Eventually, toward noon, the father returned from the forest and found that the fire had gone out. So he asked his sons about it, and they told him how they had looked for fire in the bamboo tube without finding any. ‘Idiots,’ he thought angrily to himself, ‘they’ve taken my fire-starter and pounded it to bits. For that, I won’t fix them any food. Let ’em starve!’ As a result, the boys didn’t get anything to eat the entire day.

Those of us who aren’t acquainted with the brightness of the Dhamma – ‘Dhammo padīpo’ – lying within us, who don’t believe that the Dhamma has value for ourselves and others, are lacking in discernment, like the boys looking for fire in the bamboo tube. Thus we bring about our own ruin in various ways, wasting our lives: born in darkness, living in darkness, dying in darkness, and then reborn in more darkness all over again. Even though goodness lies within us, we can’t get any use from it and so we’ll suffer for a long time to come, like the boys who ruined their father’s fire-starter and so had to go without food.

The Dhamma lies within us, but we don’t look for it. If we hope for goodness, whether on a low or a high level, we’ll have to look here, inside, if we are to find what’s truly good. But before we can know ourselves in this way, we first have to know – through study and practice – the principles taught by the Buddha.

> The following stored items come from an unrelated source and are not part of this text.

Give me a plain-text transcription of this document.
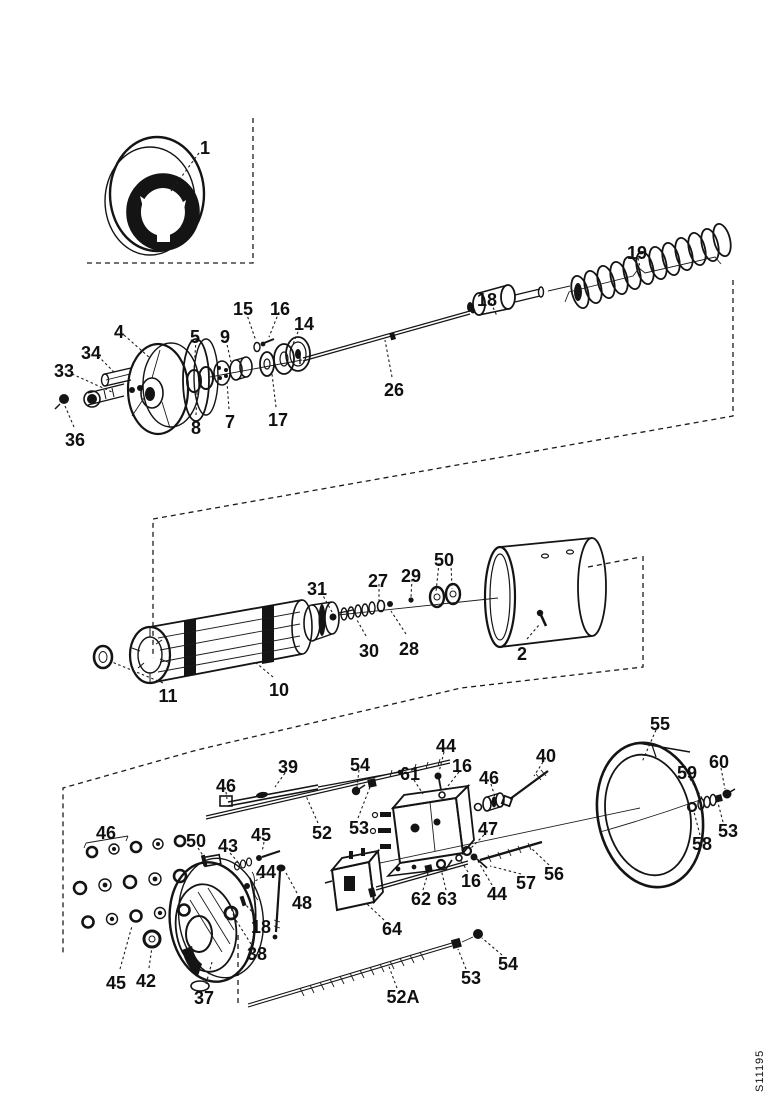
1
33
34
4	5 9
15 16
14
36
8 7 17
26
18
19
11	10
31 27 29
50
30 28	2
46
45 42
37
50 43
45
44
48
18
38
46
39	54
52 53
61
44
16
46
40
47
16
44
62 63
57 56
64
55
59
60
53
58
52A
53
54
S11195
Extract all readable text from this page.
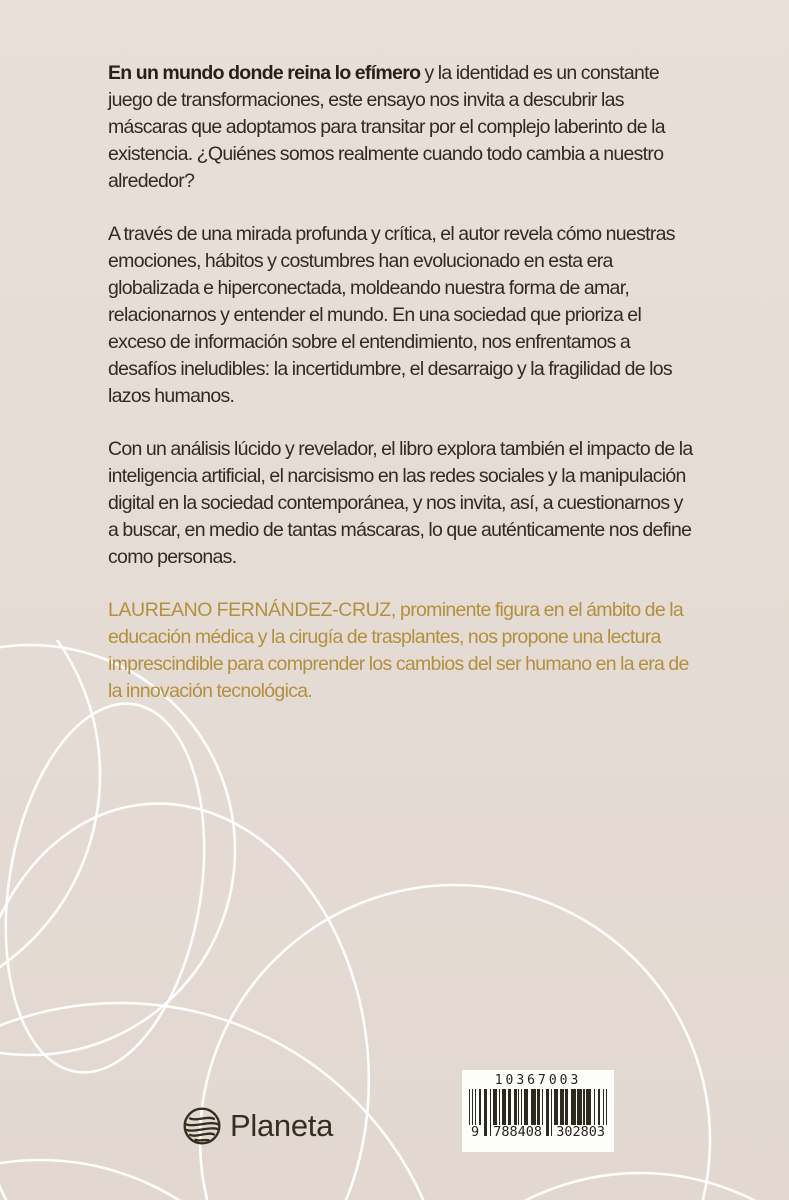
En un mundo donde reina lo efímero y la identidad es un constante juego de transformaciones, este ensayo nos invita a descubrir las máscaras que adoptamos para transitar por el complejo laberinto de la existencia. ¿Quiénes somos realmente cuando todo cambia a nuestro alrededor?

A través de una mirada profunda y crítica, el autor revela cómo nuestras emociones, hábitos y costumbres han evolucionado en esta era globalizada e hiperconectada, moldeando nuestra forma de amar, relacionarnos y entender el mundo. En una sociedad que prioriza el exceso de información sobre el entendimiento, nos enfrentamos a desafíos ineludibles: la incertidumbre, el desarraigo y la fragilidad de los lazos humanos.

Con un análisis lúcido y revelador, el libro explora también el impacto de la inteligencia artificial, el narcisismo en las redes sociales y la manipulación digital en la sociedad contemporánea, y nos invita, así, a cuestionarnos y a buscar, en medio de tantas máscaras, lo que auténticamente nos define como personas.

LAUREANO FERNÁNDEZ-CRUZ, prominente figura en el ámbito de la educación médica y la cirugía de trasplantes, nos propone una lectura imprescindible para comprender los cambios del ser humano en la era de la innovación tecnológica.

Planeta
10367003
9 788408 302803
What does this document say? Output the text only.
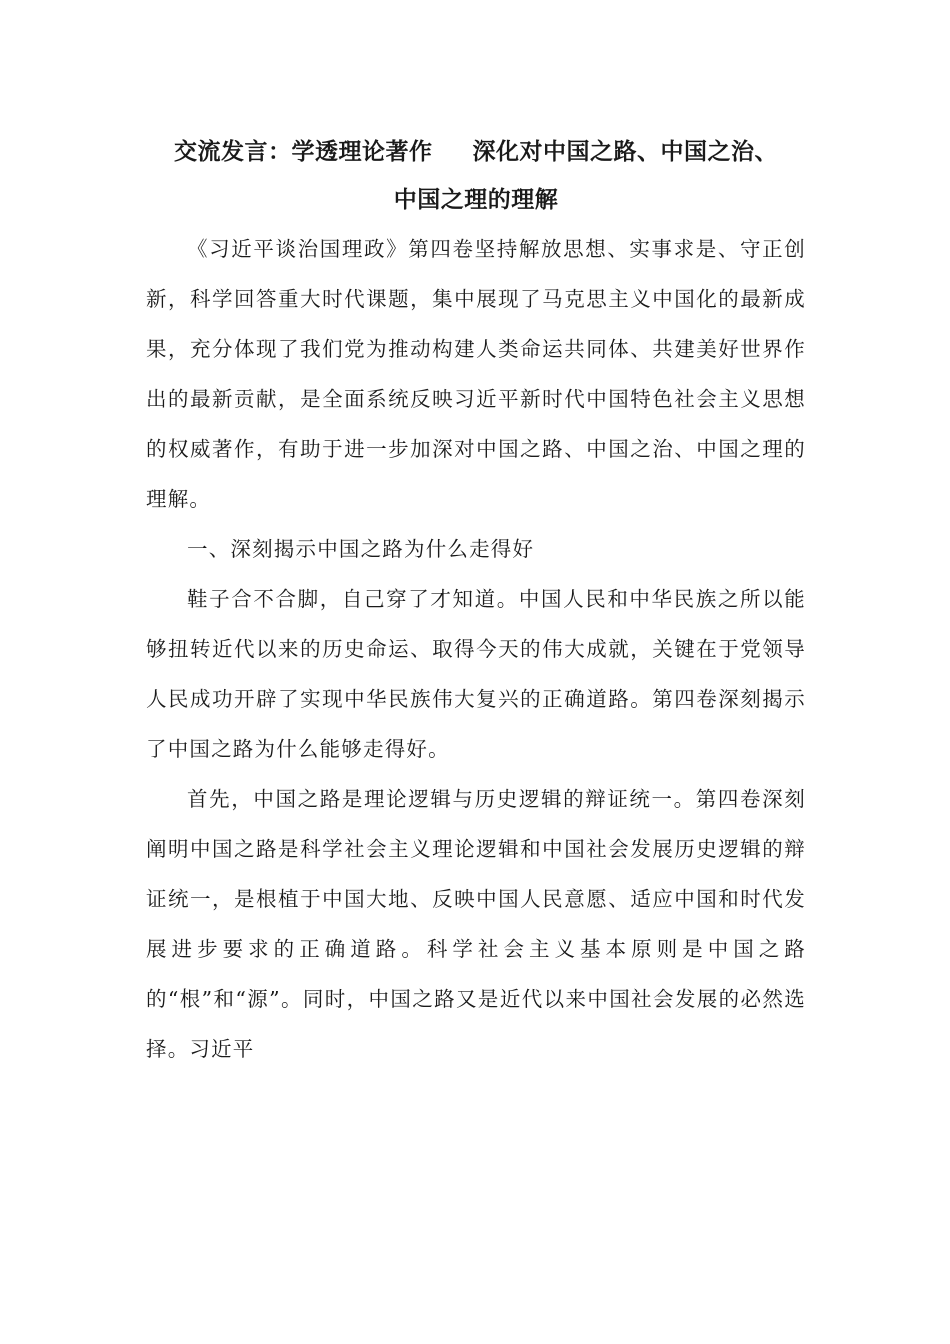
交流发言：学透理论著作 深化对中国之路、中国之治、
中国之理的理解

《习近平谈治国理政》第四卷坚持解放思想、实事求是、守正创新，科学回答重大时代课题，集中展现了马克思主义中国化的最新成果，充分体现了我们党为推动构建人类命运共同体、共建美好世界作出的最新贡献，是全面系统反映习近平新时代中国特色社会主义思想的权威著作，有助于进一步加深对中国之路、中国之治、中国之理的理解。

一、深刻揭示中国之路为什么走得好

鞋子合不合脚，自己穿了才知道。中国人民和中华民族之所以能够扭转近代以来的历史命运、取得今天的伟大成就，关键在于党领导人民成功开辟了实现中华民族伟大复兴的正确道路。第四卷深刻揭示了中国之路为什么能够走得好。

首先，中国之路是理论逻辑与历史逻辑的辩证统一。第四卷深刻阐明中国之路是科学社会主义理论逻辑和中国社会发展历史逻辑的辩证统一，是根植于中国大地、反映中国人民意愿、适应中国和时代发展进步要求的正确道路。科学社会主义基本原则是中国之路的“根”和“源”。同时，中国之路又是近代以来中国社会发展的必然选择。习近平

Recorded Dhamma (pariyatti dhamma) is simply one of the symbols of the Buddha’s teachings. The important point is to actualize the Dhamma through the complete practice of virtue, concentration, and discernment. This is an essential part of the religion, the part that forms the inner symbol of all those who practice rightly and well. Whether the religion will be good or bad, whether it will prosper or decline, depends on our practice, not on the recorded Dhamma, because the recorded Dhamma is merely a symbol. So if we aim at goodness, we should focus on developing our inner quality through the Dhamma of practice (paṭipatti dhamma). As for the main point of Buddhism, that’s the Dhamma of attainment (paṭivedha dhamma), the transcendent quality: nibbāna.